- Born: Donald Gordon Addis September 13, 1935 Hollywood, California
- Died: November 29, 2009 (aged 74)
- Nationality: American
- Area: Cartoonist
- Notable works: Bent Offerings
- Awards: National Cartoonist Society Newspaper Panel Cartoon Award, 1993 Ignatz Award (OrlandoCon) Freedom from Religion Foundation’s Freethought in the Media “Tell It Like It Is” award, 2005

= Don Addis =

American cartoonist

Donald Gordon Addis (September 13, 1935 - November 29, 2009) was an American comic strip artist.

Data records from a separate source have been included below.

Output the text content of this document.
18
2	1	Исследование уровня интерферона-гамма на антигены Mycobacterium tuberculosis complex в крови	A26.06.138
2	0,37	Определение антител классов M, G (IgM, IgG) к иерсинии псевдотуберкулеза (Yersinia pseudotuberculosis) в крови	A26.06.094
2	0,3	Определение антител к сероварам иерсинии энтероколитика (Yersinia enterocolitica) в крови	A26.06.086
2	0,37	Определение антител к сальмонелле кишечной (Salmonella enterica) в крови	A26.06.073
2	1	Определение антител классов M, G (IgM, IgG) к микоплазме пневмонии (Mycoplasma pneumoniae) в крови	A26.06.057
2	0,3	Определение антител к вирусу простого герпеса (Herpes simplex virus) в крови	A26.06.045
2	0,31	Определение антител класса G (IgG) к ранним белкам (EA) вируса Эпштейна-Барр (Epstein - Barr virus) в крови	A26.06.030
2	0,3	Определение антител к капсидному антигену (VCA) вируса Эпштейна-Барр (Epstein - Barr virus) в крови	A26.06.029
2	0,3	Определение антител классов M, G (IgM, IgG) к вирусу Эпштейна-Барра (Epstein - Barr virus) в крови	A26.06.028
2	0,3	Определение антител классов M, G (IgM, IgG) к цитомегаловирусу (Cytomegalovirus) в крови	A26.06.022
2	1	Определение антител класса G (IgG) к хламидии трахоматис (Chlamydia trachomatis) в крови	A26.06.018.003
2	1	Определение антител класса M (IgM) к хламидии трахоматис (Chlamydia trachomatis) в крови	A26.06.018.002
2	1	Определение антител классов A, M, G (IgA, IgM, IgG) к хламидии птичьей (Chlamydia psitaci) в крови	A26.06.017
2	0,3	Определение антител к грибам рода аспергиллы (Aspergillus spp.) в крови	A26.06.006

He received his bachelor's degree in design from the University of Florida, where he was in charge of the production lab for the student newspaper, The Alligator (later The Independent Florida Alligator). His work includes a self-published collection of his work at UF, numerous freelance cartoons for Playboy magazine, and the syndicated newspaper strips:
- Briny Deep (1980–1981)
- The Great John L., also known as Babyman (1982–1985)
- Bent Offerings (1988–2004)

Addis was a longtime member of the Freedom From Religion Foundation. He received the Foundation's Freethought in the Media “Tell It Like It Is” award at the 2005 national convention in Orlando.

Addis received the National Cartoonist Society Newspaper Panel Cartoon Award for 1992 for his work on Bent Offerings.

He retired as an editorial cartoonist and columnist with the St. Petersburg Times Publishing Company in 2004, where he had worked since 1964.

Addis died of lung cancer at the age of 74 on November 29, 2009.